Razib first talks to White about the cultural, political and social winds moving through academia since 2010. How did academic science become so politically polarized, and what significance does it have for future funding streams? White brings his insights from the viewpoint of someone whose perch is in a medical school, and so somewhat at the margins of the cultural revolution sweeping through academia and even STEM. He notes it seems that the activist high tide peaked around 2020, though the hostility between the Right and institutional academia continues unabated, affecting NIH funding.
Then White discusses where we are in terms of understanding gene regulation, and its importance in biological function.
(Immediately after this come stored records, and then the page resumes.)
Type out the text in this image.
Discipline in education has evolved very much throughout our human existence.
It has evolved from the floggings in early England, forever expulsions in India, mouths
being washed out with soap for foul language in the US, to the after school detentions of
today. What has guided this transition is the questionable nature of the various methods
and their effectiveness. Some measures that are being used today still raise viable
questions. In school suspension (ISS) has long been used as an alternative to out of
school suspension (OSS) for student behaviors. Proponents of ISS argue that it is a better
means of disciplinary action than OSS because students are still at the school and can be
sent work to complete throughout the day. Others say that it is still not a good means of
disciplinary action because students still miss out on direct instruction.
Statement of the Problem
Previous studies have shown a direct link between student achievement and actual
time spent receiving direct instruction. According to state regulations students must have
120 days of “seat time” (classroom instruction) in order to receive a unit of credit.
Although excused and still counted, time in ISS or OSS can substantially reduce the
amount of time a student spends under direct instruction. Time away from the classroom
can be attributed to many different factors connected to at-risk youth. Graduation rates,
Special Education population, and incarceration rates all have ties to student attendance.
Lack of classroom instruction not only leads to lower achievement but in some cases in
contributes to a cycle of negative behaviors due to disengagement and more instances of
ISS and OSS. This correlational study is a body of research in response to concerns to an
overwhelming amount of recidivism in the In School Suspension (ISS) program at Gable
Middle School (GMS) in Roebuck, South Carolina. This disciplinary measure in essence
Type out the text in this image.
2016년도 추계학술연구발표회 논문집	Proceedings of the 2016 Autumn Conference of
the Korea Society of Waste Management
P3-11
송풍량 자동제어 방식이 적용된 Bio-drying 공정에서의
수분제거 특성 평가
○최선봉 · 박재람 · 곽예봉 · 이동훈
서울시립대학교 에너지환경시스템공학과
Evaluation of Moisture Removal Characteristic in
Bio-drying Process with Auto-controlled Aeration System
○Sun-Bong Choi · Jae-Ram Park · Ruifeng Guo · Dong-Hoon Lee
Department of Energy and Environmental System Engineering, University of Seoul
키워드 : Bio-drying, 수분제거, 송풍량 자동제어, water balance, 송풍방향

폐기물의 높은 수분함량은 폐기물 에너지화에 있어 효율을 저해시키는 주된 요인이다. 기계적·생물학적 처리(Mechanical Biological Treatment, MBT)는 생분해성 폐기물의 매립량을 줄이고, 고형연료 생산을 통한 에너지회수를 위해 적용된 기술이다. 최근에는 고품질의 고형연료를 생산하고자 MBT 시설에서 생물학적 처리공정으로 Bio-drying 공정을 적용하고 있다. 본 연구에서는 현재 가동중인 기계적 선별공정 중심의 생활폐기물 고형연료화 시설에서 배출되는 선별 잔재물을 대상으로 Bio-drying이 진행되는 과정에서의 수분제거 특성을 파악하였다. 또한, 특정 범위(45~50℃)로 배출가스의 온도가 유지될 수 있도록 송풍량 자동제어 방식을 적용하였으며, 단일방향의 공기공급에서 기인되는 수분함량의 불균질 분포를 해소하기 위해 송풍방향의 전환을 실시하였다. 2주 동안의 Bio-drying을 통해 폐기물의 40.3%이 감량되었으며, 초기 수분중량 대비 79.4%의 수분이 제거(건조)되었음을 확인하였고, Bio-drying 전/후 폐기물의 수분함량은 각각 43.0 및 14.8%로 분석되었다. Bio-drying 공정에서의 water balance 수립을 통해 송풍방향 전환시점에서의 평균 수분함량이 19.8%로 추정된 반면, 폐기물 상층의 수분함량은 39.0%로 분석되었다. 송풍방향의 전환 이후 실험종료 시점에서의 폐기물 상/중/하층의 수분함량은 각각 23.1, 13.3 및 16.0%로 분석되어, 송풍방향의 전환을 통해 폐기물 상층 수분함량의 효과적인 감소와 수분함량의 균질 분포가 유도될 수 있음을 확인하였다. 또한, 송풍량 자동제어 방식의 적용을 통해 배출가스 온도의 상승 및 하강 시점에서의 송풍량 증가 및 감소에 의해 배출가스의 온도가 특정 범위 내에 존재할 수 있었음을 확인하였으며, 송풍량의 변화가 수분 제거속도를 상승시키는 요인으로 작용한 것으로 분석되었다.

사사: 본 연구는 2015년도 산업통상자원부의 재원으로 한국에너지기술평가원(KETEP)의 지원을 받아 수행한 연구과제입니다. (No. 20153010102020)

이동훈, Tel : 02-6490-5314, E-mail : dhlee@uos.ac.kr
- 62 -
Razib and White review how almost 99% of the human genome does not code for proteins, so often it is called “junk DNA,” but the reality is that there are other functions in that region, first and foremost, regulating and modifying protein expressing regions. Razib asks White where we are in human genomics more than 25 years after the draft, has it lived up to expectations? And where we are going in the future?